Speaking on Nelson Mandela International Day, Dr Makaziwe Mandela told Sky News’ Trevor Phillips on Sunday: “My father would be repeating what he said when he was alive, that the struggle is not complete and that we should not tire, we should press on to fight racism with everything we have in our might.”
“There needs to be much more dialogue on racism because it is plaguing the whole world,” she said. “I think my father would be saying we need to put our heads together and fight this surge of racism until it ends.”
The equality and social justice campaigner said the pandemic has contributed to the resurgence of racism globally.
“We have COVID breaking a lot of people… a lot of people are losing their jobs… [there’s a] resurge of racism around the world,” she said.
“I think COVID has exacerbated inequities in society.”
Speaking about the violence in South Africa following the imprisonment of former President Jacob Zuma, Dr Mandela said: “No one wants to see South Africa in this situation of violence but unless you squarely address issues of poverty and inequity South Africa will see more of this violence.”
Over 100 people have been killed in violent unrest and looting over the last few days, and confidence in the ruling Africa National Congress (ANC) party has been shaken.
Dr Mandela said “all” of South Africa’s problems are “the responsibility of the ANC”.
“The ANC seems to have forgotten why it came into power,” she said.
“It came into power mainly because it wanted to improve the conditions and lives of black people who had been impoverished and their dignity taken away by the apartheid regime.
“Political freedom was never enough – my father knew it, they knew it, and we cannot leave the economy that supported apartheid to be intact because there is no way therefore to address the iniquities of the past and address the conditions of the poor.
“If you look at the conditions of the poor in South Africa, who are mainly black, it has not improved.

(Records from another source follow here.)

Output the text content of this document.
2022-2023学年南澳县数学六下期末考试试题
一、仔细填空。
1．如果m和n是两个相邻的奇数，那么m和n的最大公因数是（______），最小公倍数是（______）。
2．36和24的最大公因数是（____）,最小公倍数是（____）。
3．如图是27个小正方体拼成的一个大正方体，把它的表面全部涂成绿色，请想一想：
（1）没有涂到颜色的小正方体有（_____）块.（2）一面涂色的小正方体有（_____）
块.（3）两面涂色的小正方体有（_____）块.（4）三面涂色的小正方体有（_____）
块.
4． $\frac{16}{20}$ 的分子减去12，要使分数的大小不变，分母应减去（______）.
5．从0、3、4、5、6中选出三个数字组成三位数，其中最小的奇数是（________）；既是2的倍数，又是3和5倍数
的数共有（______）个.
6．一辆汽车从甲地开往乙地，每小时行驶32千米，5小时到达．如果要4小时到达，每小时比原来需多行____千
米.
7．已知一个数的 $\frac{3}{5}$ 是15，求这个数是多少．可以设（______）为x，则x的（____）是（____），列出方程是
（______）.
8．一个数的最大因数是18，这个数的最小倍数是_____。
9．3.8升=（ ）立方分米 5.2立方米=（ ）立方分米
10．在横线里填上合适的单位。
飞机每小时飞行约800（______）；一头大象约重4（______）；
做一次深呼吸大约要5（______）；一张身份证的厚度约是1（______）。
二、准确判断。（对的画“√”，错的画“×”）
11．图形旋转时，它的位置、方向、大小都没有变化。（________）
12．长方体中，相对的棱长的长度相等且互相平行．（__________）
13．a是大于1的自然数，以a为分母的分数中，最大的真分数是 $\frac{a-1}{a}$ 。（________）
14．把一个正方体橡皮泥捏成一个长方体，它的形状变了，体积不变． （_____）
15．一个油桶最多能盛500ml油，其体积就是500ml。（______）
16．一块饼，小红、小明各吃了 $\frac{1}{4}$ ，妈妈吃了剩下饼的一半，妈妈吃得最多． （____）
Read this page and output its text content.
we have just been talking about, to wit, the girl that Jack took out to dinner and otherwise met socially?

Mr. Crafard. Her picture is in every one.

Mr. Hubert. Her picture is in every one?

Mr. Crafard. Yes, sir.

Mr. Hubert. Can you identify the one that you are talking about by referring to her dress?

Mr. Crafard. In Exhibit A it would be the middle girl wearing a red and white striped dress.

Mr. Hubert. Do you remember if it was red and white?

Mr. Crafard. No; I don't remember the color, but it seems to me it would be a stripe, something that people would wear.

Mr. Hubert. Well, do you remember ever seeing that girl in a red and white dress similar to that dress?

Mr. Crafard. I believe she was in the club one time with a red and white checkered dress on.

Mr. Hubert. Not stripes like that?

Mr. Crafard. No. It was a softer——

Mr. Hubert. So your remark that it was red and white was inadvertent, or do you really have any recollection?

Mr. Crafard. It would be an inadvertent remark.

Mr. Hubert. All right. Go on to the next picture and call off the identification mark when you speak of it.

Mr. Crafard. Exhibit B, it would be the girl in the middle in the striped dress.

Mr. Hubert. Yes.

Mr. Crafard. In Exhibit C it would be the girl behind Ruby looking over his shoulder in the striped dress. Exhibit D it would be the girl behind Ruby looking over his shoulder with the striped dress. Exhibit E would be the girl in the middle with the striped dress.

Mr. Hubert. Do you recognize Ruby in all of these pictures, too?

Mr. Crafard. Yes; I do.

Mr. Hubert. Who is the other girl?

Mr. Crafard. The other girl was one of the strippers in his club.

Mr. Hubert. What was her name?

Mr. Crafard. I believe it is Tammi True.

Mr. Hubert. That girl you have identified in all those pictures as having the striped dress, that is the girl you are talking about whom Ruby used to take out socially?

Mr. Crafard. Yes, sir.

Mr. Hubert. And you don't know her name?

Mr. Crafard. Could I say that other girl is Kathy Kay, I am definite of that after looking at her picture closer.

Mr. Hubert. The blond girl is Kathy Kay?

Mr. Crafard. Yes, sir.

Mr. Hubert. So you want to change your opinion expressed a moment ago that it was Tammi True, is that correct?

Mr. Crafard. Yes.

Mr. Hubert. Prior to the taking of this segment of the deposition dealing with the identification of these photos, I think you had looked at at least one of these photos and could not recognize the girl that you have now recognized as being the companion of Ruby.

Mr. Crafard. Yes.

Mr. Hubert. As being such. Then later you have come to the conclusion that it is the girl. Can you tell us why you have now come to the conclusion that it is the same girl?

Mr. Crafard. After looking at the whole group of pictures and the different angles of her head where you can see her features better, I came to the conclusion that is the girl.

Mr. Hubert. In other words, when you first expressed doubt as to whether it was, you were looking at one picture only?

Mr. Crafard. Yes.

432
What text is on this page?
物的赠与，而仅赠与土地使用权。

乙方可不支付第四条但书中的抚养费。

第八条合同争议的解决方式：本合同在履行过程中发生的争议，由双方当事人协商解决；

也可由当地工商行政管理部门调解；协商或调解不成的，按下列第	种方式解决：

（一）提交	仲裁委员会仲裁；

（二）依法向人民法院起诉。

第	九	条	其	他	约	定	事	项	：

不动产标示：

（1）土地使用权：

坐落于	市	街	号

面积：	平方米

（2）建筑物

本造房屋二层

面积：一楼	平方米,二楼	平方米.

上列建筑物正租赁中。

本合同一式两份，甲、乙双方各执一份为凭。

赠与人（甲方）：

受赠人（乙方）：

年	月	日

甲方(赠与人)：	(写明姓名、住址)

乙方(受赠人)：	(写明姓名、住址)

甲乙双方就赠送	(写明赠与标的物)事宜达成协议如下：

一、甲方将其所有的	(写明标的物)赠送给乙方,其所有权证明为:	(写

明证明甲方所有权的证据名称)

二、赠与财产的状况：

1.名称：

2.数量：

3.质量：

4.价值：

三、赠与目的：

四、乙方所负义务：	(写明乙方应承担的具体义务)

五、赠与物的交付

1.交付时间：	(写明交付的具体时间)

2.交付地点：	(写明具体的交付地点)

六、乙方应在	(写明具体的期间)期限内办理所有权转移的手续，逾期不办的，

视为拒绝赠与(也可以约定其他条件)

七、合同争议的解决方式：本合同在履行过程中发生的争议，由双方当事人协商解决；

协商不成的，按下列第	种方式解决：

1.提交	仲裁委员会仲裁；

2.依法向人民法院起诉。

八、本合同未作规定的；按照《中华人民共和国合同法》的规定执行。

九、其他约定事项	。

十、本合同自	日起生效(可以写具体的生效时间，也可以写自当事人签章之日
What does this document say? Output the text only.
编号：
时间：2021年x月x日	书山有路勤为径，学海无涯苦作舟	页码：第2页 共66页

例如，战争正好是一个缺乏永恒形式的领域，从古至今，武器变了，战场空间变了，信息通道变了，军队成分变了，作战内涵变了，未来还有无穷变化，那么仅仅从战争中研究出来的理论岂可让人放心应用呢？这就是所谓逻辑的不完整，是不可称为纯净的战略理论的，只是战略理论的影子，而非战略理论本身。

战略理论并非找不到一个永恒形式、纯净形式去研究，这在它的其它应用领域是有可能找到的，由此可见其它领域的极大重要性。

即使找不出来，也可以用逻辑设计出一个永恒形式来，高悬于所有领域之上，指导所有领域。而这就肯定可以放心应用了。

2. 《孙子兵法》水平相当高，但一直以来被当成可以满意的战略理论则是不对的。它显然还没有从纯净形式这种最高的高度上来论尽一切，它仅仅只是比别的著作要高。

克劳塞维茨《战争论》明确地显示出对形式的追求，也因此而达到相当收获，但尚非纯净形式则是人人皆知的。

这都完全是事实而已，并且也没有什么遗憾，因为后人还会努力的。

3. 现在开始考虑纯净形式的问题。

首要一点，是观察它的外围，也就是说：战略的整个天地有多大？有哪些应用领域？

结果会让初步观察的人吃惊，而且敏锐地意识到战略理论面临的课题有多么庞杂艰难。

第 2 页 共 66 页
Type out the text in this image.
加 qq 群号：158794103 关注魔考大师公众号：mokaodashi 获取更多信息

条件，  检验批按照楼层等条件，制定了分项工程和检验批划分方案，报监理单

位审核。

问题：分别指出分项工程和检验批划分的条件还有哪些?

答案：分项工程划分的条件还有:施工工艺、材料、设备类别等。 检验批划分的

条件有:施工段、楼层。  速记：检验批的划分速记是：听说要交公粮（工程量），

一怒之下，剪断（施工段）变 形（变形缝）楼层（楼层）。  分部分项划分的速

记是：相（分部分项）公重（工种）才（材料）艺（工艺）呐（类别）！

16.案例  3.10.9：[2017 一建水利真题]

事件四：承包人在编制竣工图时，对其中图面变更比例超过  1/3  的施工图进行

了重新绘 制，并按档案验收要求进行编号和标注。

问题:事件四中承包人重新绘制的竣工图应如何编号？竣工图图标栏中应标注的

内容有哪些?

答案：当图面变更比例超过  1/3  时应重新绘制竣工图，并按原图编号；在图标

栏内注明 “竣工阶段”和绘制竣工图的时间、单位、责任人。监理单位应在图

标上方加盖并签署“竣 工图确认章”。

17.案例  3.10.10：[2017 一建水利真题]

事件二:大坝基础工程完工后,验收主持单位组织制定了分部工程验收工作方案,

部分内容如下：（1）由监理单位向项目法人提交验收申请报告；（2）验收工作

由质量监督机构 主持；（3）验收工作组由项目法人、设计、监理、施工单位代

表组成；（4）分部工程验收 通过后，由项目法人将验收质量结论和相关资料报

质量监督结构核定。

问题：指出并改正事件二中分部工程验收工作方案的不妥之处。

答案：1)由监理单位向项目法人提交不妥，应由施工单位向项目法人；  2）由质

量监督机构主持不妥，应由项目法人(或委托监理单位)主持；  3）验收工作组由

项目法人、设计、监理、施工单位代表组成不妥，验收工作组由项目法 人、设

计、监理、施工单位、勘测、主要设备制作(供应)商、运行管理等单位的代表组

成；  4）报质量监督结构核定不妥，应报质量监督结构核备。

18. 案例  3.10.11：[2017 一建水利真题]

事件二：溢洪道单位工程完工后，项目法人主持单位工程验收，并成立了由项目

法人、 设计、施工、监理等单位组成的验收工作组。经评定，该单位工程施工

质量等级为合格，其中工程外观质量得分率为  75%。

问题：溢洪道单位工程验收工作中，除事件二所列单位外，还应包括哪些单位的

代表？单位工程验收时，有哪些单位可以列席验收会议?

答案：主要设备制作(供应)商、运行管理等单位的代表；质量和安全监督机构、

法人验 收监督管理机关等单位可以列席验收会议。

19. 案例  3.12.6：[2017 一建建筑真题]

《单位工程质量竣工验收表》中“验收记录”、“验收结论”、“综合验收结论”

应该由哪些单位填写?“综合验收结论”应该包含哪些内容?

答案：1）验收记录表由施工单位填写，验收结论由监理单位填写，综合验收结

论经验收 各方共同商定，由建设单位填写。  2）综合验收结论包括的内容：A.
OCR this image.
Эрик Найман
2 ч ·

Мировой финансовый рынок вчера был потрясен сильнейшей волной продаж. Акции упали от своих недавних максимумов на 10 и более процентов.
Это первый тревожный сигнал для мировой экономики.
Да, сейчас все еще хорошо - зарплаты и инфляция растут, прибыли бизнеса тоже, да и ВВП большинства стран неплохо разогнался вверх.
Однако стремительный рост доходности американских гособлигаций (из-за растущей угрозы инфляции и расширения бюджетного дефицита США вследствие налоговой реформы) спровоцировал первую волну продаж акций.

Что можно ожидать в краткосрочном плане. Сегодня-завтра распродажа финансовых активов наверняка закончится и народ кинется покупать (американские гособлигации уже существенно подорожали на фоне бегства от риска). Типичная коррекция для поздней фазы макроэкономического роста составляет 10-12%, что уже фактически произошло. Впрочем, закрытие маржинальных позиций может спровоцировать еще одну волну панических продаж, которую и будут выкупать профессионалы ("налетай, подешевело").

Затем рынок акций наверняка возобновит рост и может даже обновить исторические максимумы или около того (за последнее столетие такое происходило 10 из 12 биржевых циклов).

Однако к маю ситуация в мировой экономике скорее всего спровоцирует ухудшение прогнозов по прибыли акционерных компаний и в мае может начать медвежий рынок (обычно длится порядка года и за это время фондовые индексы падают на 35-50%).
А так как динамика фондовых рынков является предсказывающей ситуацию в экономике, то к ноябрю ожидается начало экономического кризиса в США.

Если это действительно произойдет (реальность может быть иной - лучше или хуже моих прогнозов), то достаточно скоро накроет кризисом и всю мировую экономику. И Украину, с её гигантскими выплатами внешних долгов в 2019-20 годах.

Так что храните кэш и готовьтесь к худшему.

It is still the same, it has not improved… So what is happening right now is squarely in their hands.”
She went on: “Nobody, I want to assure you, wants to see South Africa in the situation of violence.
“But unless South Africa squarely address the issues of poverty and iniquity, youth unemployment, which is around 74%, South Africa will see more of this violence occurring more and more.”
Dr Mandela’s comments come after a year that’s seen the Black Lives Matter movement become a major talking point across the western world, sparked by the police murder of George Floyd in the US last year.
The movement has sparked protests and greater conversation about racism in the UK, which again reared its head following England’s defeat in the Euro 2020 final.
Marcus Rashford, Jadon Sancho and Bukayo Saka have all experienced horrific racial abuse since missing their spot kicks in the decisive penalty shootout last weekend.